"We want to minimize discussion of our problems," said Joseph Maraziti, a partner in the Short Hills-based law firm of Maraziti Falcon & Healey, in his opening remarks. Maraziti is a board member of PlanSmart NJ, a Trenton-based regional planning group. The reference, of course, was to the negative press the state has been garnering recently regarding its economy and business climate.
"We've talked enough about our problems," Maraziti told the audience of government officials, planners and business leaders. "We're here to talk about solutions. There is a sense of urgency about the future of New Jersey, we're rapidly approaching build-out, the margins of error are extremely narrow and it affects everything. We need to solve our problems collaboratively and cohesively."
Economic consultant Michael Gallis of Charlotte, NC-based Gallis Associates said that "New Jersey is perhaps the best-positioned state to take advantage of global change, but the biggest surprise is that we're not taking advantage of that. The state is drowning in problems, and not taking advantage of its position."
Those advantages include everything from the state's ports to its knowledge-based economy and well-educated labor force. Calling the state "a key opportunity zone of the world," he urged planners to "think in terms of fitting into markets" when it comes to building its economy. Referring to the state's position as part of the metro New York and Philadelphia markets, Gallis said that "it's not about political boundaries. It's all interconnected."
He also blamed the Federal government for the way it doles out transportation money, and specifically for "not giving New Jersey the money it needs for transportation in order to perform its national function.

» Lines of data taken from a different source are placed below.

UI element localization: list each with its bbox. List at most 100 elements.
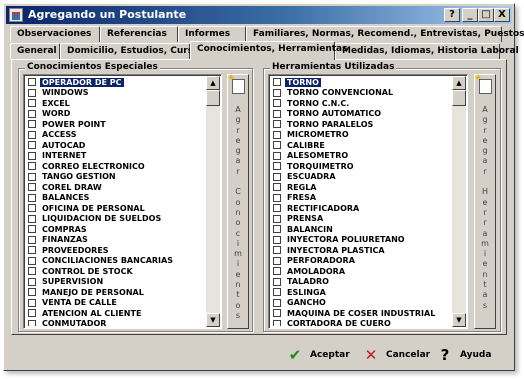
checkbox[interactable] xyxy=(273,309,281,318)
list-item[interactable]: SUPERVISION xyxy=(26,277,205,288)
conocimientos-scrollbar[interactable]: ▲ ▼ xyxy=(206,76,220,327)
list-item[interactable]: AUTOCAD xyxy=(26,140,205,151)
list-item[interactable]: BALANCIN xyxy=(271,224,451,235)
checkbox[interactable] xyxy=(273,319,281,326)
conocimientos-list[interactable]: OPERADOR DE PC WINDOWS EXCEL WORD POWER POIN… xyxy=(23,74,222,329)
tab-domicilio[interactable]: Domicilio, Estudios, Cursos xyxy=(60,43,205,59)
tab-referencias[interactable]: Referencias xyxy=(100,26,178,42)
checkbox[interactable] xyxy=(28,120,36,129)
checkbox[interactable] xyxy=(28,130,36,139)
list-item[interactable]: AMOLADORA xyxy=(271,266,451,277)
checkbox[interactable] xyxy=(28,214,36,223)
scroll-down-button[interactable]: ▼ xyxy=(206,313,220,327)
list-item[interactable]: TORNO CONVENCIONAL xyxy=(271,88,451,99)
tab-general[interactable]: General xyxy=(10,43,60,59)
list-item[interactable]: TALADRO xyxy=(271,277,451,288)
list-item[interactable]: CORREO ELECTRONICO xyxy=(26,161,205,172)
checkbox[interactable] xyxy=(273,99,281,108)
list-item[interactable]: CONCILIACIONES BANCARIAS xyxy=(26,256,205,267)
checkbox[interactable] xyxy=(273,88,281,97)
herramientas-scrollbar[interactable]: ▲ ▼ xyxy=(452,76,466,327)
list-item[interactable]: REGLA xyxy=(271,182,451,193)
list-item[interactable]: OPERADOR DE PC xyxy=(26,77,205,88)
list-item[interactable]: INTERNET xyxy=(26,151,205,162)
list-item[interactable]: MANEJO DE PERSONAL xyxy=(26,287,205,298)
list-item[interactable]: COREL DRAW xyxy=(26,182,205,193)
cancel-button[interactable]: ✕ Cancelar xyxy=(362,344,430,366)
list-item[interactable]: POWER POINT xyxy=(26,119,205,130)
list-item[interactable]: TORNO PARALELOS xyxy=(271,119,451,130)
list-item[interactable]: FRESA xyxy=(271,193,451,204)
list-item[interactable]: TORQUIMETRO xyxy=(271,161,451,172)
list-item[interactable]: ESLINGA xyxy=(271,287,451,298)
checkbox[interactable] xyxy=(28,267,36,276)
checkbox[interactable] xyxy=(273,120,281,129)
checkbox[interactable] xyxy=(28,256,36,265)
checkbox[interactable] xyxy=(28,288,36,297)
title-bar[interactable]: Agregando un Postulante ? _ □ X xyxy=(6,6,512,24)
list-item[interactable]: PRENSA xyxy=(271,214,451,225)
list-item[interactable]: TORNO C.N.C. xyxy=(271,98,451,109)
list-item[interactable]: WINDOWS xyxy=(26,88,205,99)
checkbox[interactable] xyxy=(28,172,36,181)
checkbox[interactable] xyxy=(28,225,36,234)
list-item[interactable]: MAQUINA DE COSER INDUSTRIAL xyxy=(271,308,451,319)
accept-button[interactable]: ✔ Aceptar xyxy=(286,344,350,366)
checkbox[interactable] xyxy=(273,130,281,139)
list-item[interactable]: PROVEEDORES xyxy=(26,245,205,256)
checkbox[interactable] xyxy=(273,225,281,234)
scroll-down-button[interactable]: ▼ xyxy=(452,313,466,327)
list-item[interactable]: ALESOMETRO xyxy=(271,151,451,162)
list-item[interactable]: MICROMETRO xyxy=(271,130,451,141)
checkbox[interactable] xyxy=(273,288,281,297)
list-item[interactable]: ESCUADRA xyxy=(271,172,451,183)
checkbox[interactable] xyxy=(28,78,36,87)
checkbox[interactable] xyxy=(28,183,36,192)
list-item[interactable]: INYECTORA PLASTICA xyxy=(271,245,451,256)
scroll-thumb[interactable] xyxy=(452,90,466,106)
checkbox[interactable] xyxy=(273,151,281,160)
scroll-up-button[interactable]: ▲ xyxy=(452,76,466,90)
list-item[interactable]: BALANCES xyxy=(26,193,205,204)
checkbox[interactable] xyxy=(28,309,36,318)
list-item[interactable]: TORNO AUTOMATICO xyxy=(271,109,451,120)
scroll-up-button[interactable]: ▲ xyxy=(206,76,220,90)
list-item[interactable]: EXCEL xyxy=(26,98,205,109)
minimize-button[interactable]: _ xyxy=(462,8,478,22)
checkbox[interactable] xyxy=(273,141,281,150)
tab-familiares[interactable]: Familiares, Normas, Recomend., Entrevist… xyxy=(246,26,524,42)
list-item[interactable]: ACCESS xyxy=(26,130,205,141)
list-item[interactable]: VENTA DE CALLE xyxy=(26,298,205,309)
checkbox[interactable] xyxy=(28,246,36,255)
list-item[interactable]: CORTADORA DE CUERO xyxy=(271,319,451,326)
tab-medidas[interactable]: Medidas, Idiomas, Historia Laboral xyxy=(335,43,519,59)
list-item[interactable]: CONTROL DE STOCK xyxy=(26,266,205,277)
list-item[interactable]: TANGO GESTION xyxy=(26,172,205,183)
checkbox[interactable] xyxy=(28,109,36,118)
tab-informes[interactable]: Informes xyxy=(178,26,246,42)
checkbox[interactable] xyxy=(273,78,281,87)
list-item[interactable]: RECTIFICADORA xyxy=(271,203,451,214)
add-herramientas-button[interactable]: Agregar Herramientas xyxy=(474,73,496,329)
checkbox[interactable] xyxy=(273,235,281,244)
list-item[interactable]: TORNO xyxy=(271,77,451,88)
maximize-button[interactable]: □ xyxy=(478,8,494,22)
add-conocimientos-button[interactable]: Agregar Conocimientos xyxy=(227,73,249,329)
checkbox[interactable] xyxy=(273,162,281,171)
help-button[interactable]: ? Ayuda xyxy=(436,344,492,366)
list-item[interactable]: LIQUIDACION DE SUELDOS xyxy=(26,214,205,225)
checkbox[interactable] xyxy=(28,277,36,286)
checkbox[interactable] xyxy=(273,267,281,276)
list-item[interactable]: PERFORADORA xyxy=(271,256,451,267)
checkbox[interactable] xyxy=(273,298,281,307)
list-item[interactable]: ATENCION AL CLIENTE xyxy=(26,308,205,319)
list-item[interactable]: CONMUTADOR xyxy=(26,319,205,326)
close-button[interactable]: X xyxy=(494,8,510,22)
list-item[interactable]: FINANZAS xyxy=(26,235,205,246)
scroll-thumb[interactable] xyxy=(206,90,220,106)
checkbox[interactable] xyxy=(28,162,36,171)
herramientas-list[interactable]: TORNO TORNO CONVENCIONAL TORNO C.N.C. TORNO… xyxy=(268,74,468,329)
list-item[interactable]: CALIBRE xyxy=(271,140,451,151)
checkbox[interactable] xyxy=(28,99,36,108)
checkbox[interactable] xyxy=(273,246,281,255)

"New Jersey sits in the middle of the largest economic concentration, from Boston to Washington. Is that a problem?" he asked. "New Jersey has the country's third largest industrial market. Is that a problem? It has one of the largest office markets. Is that a problem? New Jersey has every advantage, but government thinking is not in tune. Government won't do it on its own; it has to be a public-private effort."

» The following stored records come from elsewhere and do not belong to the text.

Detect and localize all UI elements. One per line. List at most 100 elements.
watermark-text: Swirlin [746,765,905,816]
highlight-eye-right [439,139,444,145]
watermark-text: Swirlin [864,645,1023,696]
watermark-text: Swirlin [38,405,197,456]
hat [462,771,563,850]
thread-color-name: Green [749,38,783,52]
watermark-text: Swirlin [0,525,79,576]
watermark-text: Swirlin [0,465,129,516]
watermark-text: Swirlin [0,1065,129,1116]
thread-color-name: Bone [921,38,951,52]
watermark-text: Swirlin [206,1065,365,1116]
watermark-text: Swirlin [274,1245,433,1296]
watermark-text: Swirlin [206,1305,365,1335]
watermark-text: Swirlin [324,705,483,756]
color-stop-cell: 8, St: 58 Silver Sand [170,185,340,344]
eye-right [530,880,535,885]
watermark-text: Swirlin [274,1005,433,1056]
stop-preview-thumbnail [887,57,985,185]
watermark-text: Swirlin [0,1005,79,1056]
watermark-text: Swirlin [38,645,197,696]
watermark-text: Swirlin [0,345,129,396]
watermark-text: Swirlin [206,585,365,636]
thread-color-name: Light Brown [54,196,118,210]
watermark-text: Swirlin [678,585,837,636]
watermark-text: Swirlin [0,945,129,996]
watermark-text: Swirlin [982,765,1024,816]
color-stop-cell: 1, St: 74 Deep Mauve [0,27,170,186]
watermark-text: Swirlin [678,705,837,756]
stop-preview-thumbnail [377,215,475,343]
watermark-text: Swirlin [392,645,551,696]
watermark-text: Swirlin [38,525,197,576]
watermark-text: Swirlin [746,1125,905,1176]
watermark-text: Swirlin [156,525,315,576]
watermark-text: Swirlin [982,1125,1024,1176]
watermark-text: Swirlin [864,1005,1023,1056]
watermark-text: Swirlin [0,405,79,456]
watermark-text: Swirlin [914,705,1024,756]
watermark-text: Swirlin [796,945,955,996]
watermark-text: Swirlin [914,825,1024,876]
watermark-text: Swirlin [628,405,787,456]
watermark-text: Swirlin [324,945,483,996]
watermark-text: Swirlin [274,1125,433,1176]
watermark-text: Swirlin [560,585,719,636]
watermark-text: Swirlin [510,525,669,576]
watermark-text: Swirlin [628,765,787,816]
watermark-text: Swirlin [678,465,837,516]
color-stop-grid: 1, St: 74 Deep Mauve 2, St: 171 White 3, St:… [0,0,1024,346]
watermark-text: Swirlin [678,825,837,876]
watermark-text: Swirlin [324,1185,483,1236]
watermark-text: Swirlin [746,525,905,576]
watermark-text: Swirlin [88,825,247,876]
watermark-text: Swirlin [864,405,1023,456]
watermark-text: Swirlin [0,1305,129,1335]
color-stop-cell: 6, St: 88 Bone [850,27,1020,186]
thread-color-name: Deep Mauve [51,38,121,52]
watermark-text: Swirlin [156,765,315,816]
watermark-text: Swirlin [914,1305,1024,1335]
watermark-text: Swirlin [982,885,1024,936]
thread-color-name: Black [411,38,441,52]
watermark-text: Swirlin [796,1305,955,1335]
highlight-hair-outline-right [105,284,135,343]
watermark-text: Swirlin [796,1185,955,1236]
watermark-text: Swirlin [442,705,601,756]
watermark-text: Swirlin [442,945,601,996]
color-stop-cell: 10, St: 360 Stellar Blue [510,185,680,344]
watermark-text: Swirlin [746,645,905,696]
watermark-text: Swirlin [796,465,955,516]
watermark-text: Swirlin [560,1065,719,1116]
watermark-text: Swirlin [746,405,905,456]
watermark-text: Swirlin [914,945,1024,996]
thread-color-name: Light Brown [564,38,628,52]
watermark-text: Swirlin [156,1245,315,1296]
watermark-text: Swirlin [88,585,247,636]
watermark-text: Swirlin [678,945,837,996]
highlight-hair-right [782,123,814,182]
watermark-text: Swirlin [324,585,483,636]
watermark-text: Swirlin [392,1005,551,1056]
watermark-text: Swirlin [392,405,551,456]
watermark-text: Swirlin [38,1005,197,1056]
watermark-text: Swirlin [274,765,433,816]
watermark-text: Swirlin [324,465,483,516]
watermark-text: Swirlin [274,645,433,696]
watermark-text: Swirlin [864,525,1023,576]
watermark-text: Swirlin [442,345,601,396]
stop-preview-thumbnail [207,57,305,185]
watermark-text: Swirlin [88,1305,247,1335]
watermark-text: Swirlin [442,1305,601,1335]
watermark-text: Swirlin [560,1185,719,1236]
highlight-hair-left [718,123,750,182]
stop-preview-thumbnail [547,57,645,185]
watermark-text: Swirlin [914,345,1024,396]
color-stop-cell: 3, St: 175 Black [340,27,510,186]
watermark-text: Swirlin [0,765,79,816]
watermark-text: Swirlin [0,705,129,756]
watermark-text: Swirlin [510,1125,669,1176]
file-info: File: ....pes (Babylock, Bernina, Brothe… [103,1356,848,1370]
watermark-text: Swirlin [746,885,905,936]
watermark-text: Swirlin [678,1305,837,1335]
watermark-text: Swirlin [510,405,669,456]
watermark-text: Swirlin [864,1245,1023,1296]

As part of a follow-up panel, Katherine Kish, co-executive director of Einstein's Alley, a Kingston, NJ-based planning group that promotes Central New Jersey for economic development, termed her organization "an example of new visionism, a way of thinking," of the type of effort to which Gallis was referring. "We're trying to disrupt the 'old' thinking about New Jersey."
In terms of globalization of commerce, Sam Crane, principal of Crane Consulting, Newark, predicted that the much-publicized widening of the Panama Canal "will fundamentally change the way goods are shipped in the US." By providing all-water access for more goods from Asia, bypassing the West Coast, more goods "will move around New Jersey and the region." He called for greater "system-wide efficiency" to handle it.

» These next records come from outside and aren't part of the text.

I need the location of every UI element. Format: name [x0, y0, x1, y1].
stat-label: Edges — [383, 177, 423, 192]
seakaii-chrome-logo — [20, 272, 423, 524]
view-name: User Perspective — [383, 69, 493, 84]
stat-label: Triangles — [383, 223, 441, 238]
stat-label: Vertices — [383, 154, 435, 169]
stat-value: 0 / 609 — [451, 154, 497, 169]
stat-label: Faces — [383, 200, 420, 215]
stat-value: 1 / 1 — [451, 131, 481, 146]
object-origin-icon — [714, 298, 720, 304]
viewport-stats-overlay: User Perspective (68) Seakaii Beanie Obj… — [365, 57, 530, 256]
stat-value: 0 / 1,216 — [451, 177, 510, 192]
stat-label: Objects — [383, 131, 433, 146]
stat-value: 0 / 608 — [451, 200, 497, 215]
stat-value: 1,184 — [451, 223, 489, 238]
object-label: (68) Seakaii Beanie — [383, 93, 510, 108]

And Dennis Bone, president of Verizon New Jersey, Newark, emphasized the "integrated global information network" and its rapid changes. "It has huge implications for our strategies.
"New Jersey has special advantages," Bone said, referring specifically to the state's knowledge base. "We have to focus on how to leverage our knowledge base, coupled with our density and other assets, to our advantage," he concluded.